Asked about remarks of Sartaj Aziz, adviser to Pakistan Prime Minister on national security and foreign affairs, that Indian troops` presence on the glacier was causing pollution, the External Affairs Ministry Spokesperson did not give a direct answer but stressed the need for a meeting between the two Directors General Military Operations (DGMOs), as decided by the Prime Ministers of India and Pakistan in New York.
He said, "both India and Pakistan have a dialogue process and Siachen is part of that process. The dialogue was interrupted because there were some incidents which were not conducive to continuing the dialogue that was underway.
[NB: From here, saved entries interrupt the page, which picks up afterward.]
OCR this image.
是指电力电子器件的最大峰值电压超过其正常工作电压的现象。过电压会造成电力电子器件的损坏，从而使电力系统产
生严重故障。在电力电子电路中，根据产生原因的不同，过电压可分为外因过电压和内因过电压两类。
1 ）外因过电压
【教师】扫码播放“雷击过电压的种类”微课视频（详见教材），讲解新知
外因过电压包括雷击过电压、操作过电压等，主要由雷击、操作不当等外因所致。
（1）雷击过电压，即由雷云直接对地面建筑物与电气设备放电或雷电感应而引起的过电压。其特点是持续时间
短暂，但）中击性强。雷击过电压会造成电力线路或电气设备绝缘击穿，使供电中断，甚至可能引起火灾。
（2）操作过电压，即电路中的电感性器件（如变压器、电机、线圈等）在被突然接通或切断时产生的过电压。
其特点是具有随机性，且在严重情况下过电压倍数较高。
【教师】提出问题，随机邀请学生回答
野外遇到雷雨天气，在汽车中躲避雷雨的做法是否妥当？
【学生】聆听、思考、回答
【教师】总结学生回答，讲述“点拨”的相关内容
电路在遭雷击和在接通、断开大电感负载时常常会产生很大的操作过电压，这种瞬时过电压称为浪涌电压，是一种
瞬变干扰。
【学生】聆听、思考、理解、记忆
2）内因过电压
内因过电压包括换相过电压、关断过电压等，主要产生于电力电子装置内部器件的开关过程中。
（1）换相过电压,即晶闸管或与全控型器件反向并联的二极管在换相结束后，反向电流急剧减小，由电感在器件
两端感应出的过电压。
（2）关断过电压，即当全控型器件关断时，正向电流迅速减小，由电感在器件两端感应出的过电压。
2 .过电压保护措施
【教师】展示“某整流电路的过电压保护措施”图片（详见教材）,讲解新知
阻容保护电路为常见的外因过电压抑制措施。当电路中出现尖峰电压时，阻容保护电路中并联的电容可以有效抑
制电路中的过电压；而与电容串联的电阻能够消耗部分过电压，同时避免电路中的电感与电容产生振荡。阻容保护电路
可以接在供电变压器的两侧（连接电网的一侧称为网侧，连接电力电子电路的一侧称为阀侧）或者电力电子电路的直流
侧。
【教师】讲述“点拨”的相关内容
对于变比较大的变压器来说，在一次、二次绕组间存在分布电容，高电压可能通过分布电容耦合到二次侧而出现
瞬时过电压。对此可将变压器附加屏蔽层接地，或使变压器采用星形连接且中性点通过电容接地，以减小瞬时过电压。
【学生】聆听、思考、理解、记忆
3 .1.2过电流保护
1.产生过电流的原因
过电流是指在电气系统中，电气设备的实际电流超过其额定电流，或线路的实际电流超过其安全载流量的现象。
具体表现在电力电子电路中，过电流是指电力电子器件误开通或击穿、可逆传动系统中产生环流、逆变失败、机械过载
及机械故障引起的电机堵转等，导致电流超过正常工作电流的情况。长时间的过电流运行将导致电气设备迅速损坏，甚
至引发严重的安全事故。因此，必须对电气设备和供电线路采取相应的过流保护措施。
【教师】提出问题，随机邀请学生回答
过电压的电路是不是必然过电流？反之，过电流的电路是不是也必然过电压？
"What was then decided, by the two Prime Ministers, was that as a first step to normalisation of that relationship, there needs to be a meeting of two DGMOs to work out among themselves (ways) to ensure peace and tranquillity on the border. Following which others will step in.
"At this stage the question of others stepping in and pursuing issues have not come about as first step in that has not been taken..... Based on the outcome of the first step, other steps would be opened so at this stage, space for other issues are constrained by lack of movement on what the Prime Ministers agreed," the Spokesperson said.
Claiming that Indian forces on Siachen posed a "serious threat" to Pakistan?s environment, Aziz had, earlier this week, asked India to withdraw its troops saying, his country was facing a water shortage and the troops were damaging the "virgin snow" of Siachen one of the largest sources of Pakistani water.